Ou ainda: Ensaio Sobre a Memória
Atravesso a vau as grandes correntezas da memória, que se esvaem em imensos rios correndo para os oceanos do tempo. O destino é uma página amassada. Armazeno em minhas masmorras muitas mais lembranças do que deveria, ou gostaria. Tudo que fica para trás de nós, em algum lugar fica guardado, e dizem não ser possível voltar no tempo. A memória é a melhor máquina do tempo.
Certa feita, a minha caverna com as pinturas rupestres me revelou ter o medo
de partir da existência sem deixar nada, sem ter realizado grandes
feitos. Oras, isso é impossível, a própria existência por si é um feito
grandioso. Um feito que invariavelmente deixa marcas indeléveis por onde passa, pois que ao tocar em uma outra existência qualquer, dela fazemos parte para sempre. Ensina um dia algo a alguém, e mesmo que pereça sua existência, enquanto aquele alguém existir, e ensinar o seu algo a outra alguém, ou simplesmente o mantiver, lá estará você. Em aprender a recíproca é verdadeira.
Imaginem que lindo seria poder acessar absolutamente todas as memórias
da humanidade. Tudo o que cada criatura já viu ou sonhou e, inconscientemente,
achou por bem armazenar em seu incomparável arquivo interno. Poderíamos lembrar de tudo o que já aconteceu, de todos os que foram esquecidos, de todos os que nunca são lembrados.

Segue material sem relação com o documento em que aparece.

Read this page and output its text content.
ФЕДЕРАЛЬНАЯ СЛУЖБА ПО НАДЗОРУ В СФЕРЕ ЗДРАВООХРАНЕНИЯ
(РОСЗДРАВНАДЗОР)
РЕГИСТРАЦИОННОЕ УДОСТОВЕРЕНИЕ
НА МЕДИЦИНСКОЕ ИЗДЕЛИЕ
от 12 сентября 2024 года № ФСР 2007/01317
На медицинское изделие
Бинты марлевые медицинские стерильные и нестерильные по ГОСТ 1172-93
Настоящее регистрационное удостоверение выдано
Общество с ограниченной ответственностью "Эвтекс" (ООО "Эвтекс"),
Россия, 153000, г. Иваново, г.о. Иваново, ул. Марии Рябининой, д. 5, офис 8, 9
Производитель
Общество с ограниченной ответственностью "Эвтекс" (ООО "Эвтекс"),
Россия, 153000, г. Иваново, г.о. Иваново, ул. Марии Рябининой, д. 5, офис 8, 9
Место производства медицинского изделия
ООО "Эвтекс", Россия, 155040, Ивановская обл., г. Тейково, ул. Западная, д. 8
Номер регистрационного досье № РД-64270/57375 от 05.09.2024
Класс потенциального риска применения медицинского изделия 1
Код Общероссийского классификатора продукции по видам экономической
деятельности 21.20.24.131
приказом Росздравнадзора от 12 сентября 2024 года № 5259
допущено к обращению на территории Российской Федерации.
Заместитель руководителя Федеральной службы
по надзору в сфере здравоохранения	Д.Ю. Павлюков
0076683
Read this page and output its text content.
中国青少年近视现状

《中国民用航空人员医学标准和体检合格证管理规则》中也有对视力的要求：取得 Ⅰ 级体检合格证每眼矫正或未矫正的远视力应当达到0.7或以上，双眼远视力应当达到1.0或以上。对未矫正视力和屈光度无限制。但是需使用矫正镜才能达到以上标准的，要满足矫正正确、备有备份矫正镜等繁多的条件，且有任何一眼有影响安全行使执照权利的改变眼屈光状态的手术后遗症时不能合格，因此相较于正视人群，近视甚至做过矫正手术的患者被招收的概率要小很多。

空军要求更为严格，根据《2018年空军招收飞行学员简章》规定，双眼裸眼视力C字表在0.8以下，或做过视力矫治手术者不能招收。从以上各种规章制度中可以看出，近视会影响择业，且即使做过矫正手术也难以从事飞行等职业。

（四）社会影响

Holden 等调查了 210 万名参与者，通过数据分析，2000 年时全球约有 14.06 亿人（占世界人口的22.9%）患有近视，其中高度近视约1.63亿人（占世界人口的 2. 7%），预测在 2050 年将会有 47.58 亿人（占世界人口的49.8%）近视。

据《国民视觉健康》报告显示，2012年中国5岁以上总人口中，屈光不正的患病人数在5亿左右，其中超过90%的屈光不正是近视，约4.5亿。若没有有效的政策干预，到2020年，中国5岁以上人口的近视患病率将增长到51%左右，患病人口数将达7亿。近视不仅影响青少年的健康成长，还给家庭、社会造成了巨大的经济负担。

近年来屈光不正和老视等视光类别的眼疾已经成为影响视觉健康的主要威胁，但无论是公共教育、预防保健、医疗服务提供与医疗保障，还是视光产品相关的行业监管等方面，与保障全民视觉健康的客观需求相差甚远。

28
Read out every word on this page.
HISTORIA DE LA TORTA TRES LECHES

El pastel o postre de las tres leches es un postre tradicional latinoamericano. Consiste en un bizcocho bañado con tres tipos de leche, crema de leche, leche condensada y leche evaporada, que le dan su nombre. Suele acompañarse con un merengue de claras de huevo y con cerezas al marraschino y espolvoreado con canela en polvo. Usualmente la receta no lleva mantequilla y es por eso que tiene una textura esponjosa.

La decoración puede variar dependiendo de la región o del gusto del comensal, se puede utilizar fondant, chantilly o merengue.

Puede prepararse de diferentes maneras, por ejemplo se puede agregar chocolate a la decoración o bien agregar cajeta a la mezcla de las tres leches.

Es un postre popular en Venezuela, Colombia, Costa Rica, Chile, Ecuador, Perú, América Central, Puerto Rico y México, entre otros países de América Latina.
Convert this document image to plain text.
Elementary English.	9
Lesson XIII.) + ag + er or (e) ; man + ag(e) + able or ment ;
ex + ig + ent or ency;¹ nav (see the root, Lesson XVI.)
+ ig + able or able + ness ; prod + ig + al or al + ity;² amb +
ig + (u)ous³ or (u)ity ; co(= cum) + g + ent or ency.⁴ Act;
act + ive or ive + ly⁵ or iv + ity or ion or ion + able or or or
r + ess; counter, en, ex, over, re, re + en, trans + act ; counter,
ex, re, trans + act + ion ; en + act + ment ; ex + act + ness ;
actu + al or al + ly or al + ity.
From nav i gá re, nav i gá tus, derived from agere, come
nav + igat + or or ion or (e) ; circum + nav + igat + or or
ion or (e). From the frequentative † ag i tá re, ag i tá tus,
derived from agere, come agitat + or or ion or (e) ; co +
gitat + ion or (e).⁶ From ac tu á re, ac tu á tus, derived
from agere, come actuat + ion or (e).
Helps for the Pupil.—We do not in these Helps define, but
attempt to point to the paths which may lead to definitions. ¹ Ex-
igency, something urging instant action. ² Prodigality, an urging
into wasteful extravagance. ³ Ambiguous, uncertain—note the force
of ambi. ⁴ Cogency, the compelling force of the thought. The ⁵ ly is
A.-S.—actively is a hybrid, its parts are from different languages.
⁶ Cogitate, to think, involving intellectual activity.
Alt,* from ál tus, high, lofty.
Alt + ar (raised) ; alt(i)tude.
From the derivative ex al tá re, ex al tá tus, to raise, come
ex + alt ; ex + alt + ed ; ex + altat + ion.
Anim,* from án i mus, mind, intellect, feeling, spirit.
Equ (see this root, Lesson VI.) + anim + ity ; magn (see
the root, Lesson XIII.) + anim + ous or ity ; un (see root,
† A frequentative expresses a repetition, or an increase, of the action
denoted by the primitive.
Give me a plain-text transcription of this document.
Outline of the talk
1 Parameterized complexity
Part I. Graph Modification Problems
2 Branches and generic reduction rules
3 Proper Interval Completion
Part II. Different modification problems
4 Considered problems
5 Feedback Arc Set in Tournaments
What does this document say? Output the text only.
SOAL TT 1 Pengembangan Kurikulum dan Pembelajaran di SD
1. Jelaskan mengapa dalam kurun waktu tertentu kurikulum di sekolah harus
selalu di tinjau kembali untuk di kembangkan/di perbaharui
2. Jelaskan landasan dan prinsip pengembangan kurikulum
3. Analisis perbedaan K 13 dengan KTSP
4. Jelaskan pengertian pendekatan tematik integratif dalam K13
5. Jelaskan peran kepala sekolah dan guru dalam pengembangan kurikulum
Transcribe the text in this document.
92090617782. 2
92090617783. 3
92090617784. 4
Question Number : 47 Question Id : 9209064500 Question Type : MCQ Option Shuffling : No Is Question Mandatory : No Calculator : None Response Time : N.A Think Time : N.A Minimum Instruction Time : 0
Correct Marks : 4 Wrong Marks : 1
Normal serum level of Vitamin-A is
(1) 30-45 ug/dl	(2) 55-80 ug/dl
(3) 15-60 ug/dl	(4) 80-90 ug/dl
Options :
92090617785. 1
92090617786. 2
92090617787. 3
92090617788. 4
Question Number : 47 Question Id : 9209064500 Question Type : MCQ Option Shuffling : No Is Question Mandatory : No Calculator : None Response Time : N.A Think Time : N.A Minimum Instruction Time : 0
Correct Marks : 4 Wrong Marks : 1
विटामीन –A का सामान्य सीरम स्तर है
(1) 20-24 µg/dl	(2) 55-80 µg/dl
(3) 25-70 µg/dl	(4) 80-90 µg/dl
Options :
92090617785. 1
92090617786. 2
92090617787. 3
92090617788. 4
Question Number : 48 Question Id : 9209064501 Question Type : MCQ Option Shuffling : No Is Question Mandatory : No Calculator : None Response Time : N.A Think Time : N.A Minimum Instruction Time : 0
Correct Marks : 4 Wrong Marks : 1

E são coisas como essa as que fazem a vida ter um pouquinho mais de sentido. Talvez seja esse meu único real objetivo na vida (e na morte); mais do que a rua, a selvageria, ou o caos. Não é sobre ter nomes em placas, de forma alguma, que isso fique reservado aos engenheiros da história. Apenas ficar bem acomodado em algumas masmorras já me dá por satisfeito. Receber e entregar cartas. Convites. Fazer parte dessas listas que circulam por aí.
E mesmo depois que corra muito tempo, continuar nessas masmorras. Mesmo que lá no cantinho, como um objeto de decoração velho e desbotado. Mas nunca esquecido. Maior do que a vida e a morte, a memória vence o tempo. Faz com que o que fazemos em vida ecoe na eternidade, como dito outrora. E faz com que tudo o que já foi, continue sendo, mesmo que todas as leis da vida não o permitam. Não ser esquecido é diferente de ser lembrado.
A maior grandiosidade (toda grandiosidade é maior que as pequenezas, mas algumas grandiosidades são maiores que as outras); a maior de todas acontece quando em comunhão entre a memória, as marcas, o tempo, e tanto mais; quando não somos esquecidos. Mas há muito ainda a se dizer, pois que há ainda muito a se lembrar.